Now, here’s the key. When Ferrets North was ready to move beyond a website and into a full-fledged society, it was this small community of people who helped make it happen. In fact, the founding board was made up almost entirely of people who had connected online thanks to the blog and Facebook page. This is a small group of people– but they are the right people. They make up the core volunteers who provide the time and money to make ferrets north run and provide a home to unwanted ferrets. They may not be a large audience, but they are a quality one. And, of course, once they got involved they ceased being an audience and started being a community– another tenant of social media.
So to bring it back to my talk. There was one person in the room. A couple of others stopped in and asked questions throughout, but they were involved in running the conference and couldn’t stay. But the people who were around were the people I wanted to talk to.

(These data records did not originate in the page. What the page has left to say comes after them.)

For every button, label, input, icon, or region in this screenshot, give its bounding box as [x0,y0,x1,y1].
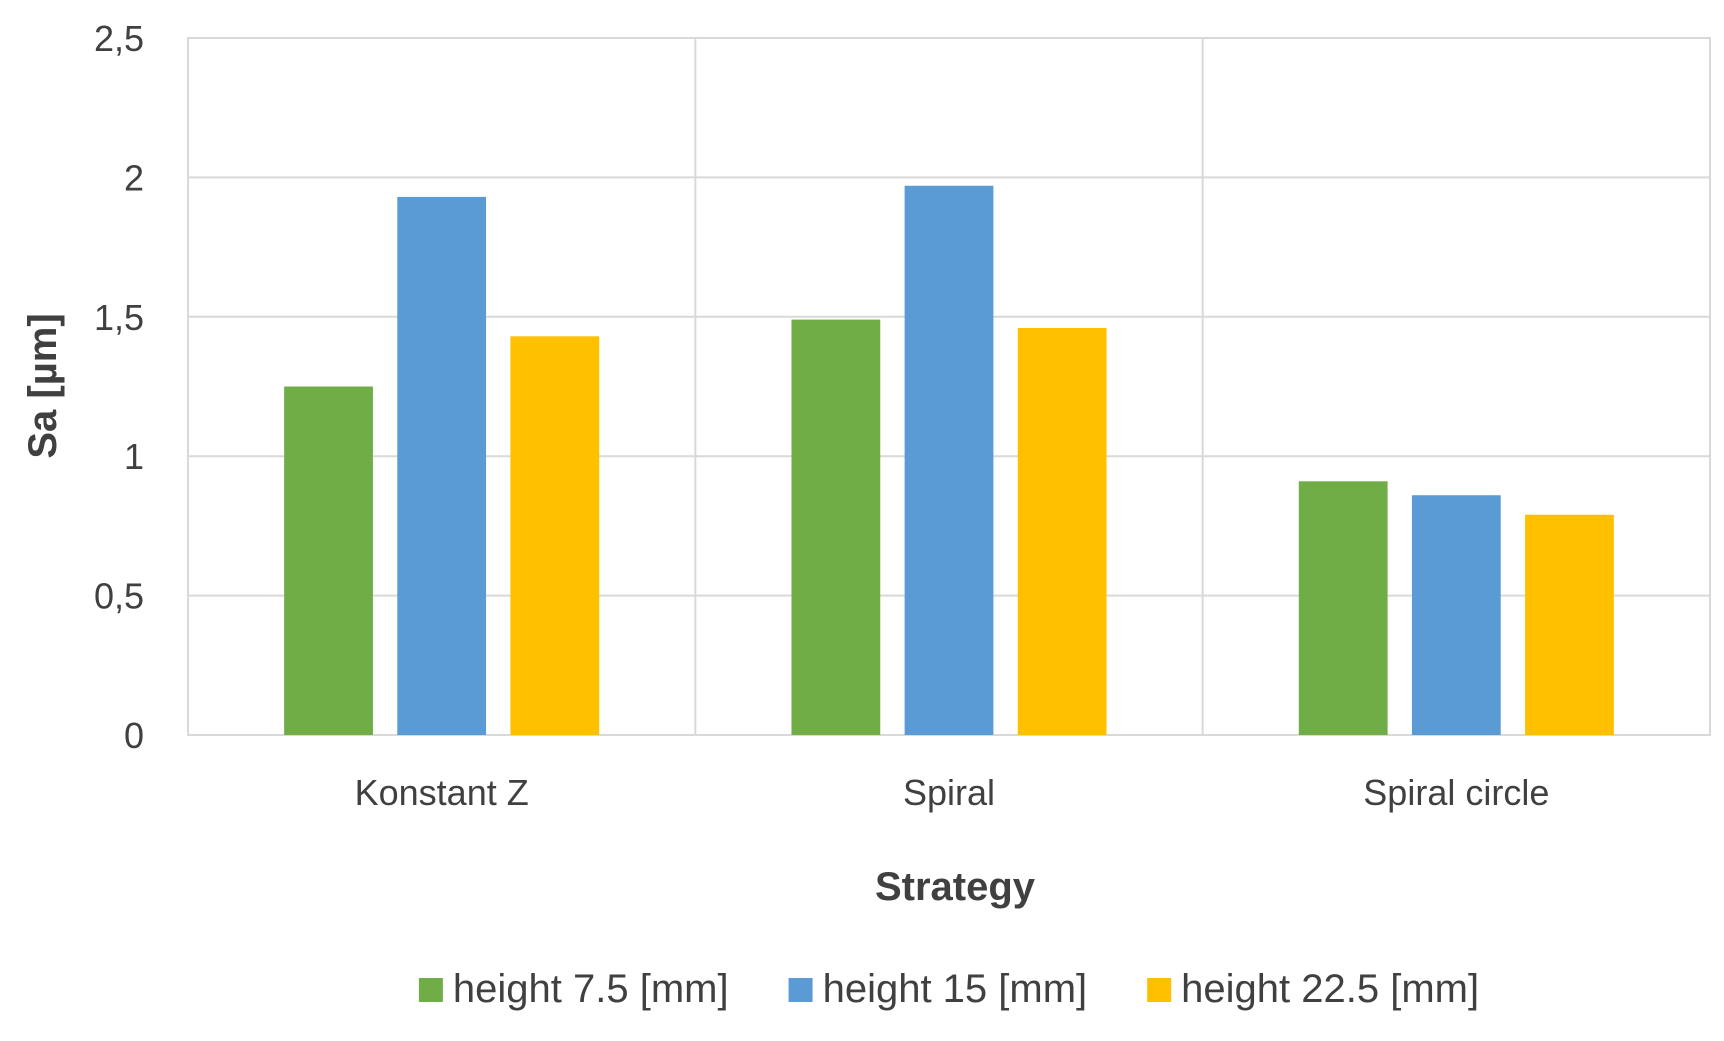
x-tick-label: Konstant Z [355,772,529,813]
bar [1411,495,1501,735]
legend-item: height 15 [mm] [788,967,1088,1011]
y-tick-label: 0,5 [94,576,144,617]
y-tick-label: 0 [124,715,144,756]
y-tick-label: 2 [124,157,144,198]
legend-label: height 22.5 [mm] [1181,967,1479,1011]
bar [284,386,373,735]
y-tick-label: 1,5 [94,297,144,338]
x-tick-label: Spiral [903,772,995,813]
y-tick-label: 1 [124,436,144,477]
y-tick-label: 2,5 [94,18,144,59]
legend-swatch [788,978,813,1002]
bar [510,336,600,735]
bars-layer [284,185,1614,735]
legend-label: height 7.5 [mm] [453,967,729,1011]
bar [791,319,881,735]
legend-label: height 15 [mm] [823,967,1088,1011]
legend: height 7.5 [mm] height 15 [mm] height 22.5… [418,967,1479,1011]
legend-item: height 7.5 [mm] [418,967,729,1011]
x-axis-ticks: Konstant Z Spiral Spiral circle [355,772,1550,813]
bar [904,185,994,735]
y-axis-title: Sa [µm] [21,313,65,458]
legend-swatch [418,978,443,1002]
x-axis-title: Strategy [875,865,1036,909]
y-axis-ticks: 0 0,5 1 1,5 2 2,5 [94,18,144,756]
bar [1525,514,1614,735]
bar [397,196,487,735]
legend-item: height 22.5 [mm] [1147,967,1479,1011]
x-tick-label: Spiral circle [1363,772,1549,813]
bar [1017,327,1107,735]
legend-swatch [1147,978,1172,1002]
bar [1298,481,1388,735]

One runs a small media company a town, another is starting a blog on how students in Prince George can stretch their budgets. And the one who was there for most of the time has started a blog that I am incredibly excited about: it’s called North of Centre, and it is focused solely on municipal politics in Prince George.
Talk about quality.
I’m of the opinion that there’s a lot of room for citizen journalists to get more involved in covering municipal politics, and the fact that this is being done is fantastic news. I was able to share a few tips I had picked up, but I doubt there’s much I could have taught, so it became more of a two-way conversation, which is actually pretty great. If I was to get into a conversation with anyone about the potential for social media at spreading ideas, there is no one I would rather do it with then the one person who has decided to use the opportunities afforded by the internet to turn a sharper eye on my local government. His idea is that there are people who would like to see a more detailed analysis of municipal matters than currently offered, and I’m among those who would like to see such a thing. I am now in his community, and I’m hoping to help spread the word. And if anything I had to say helps him spread his ideas, than I consider my presentation a wild success.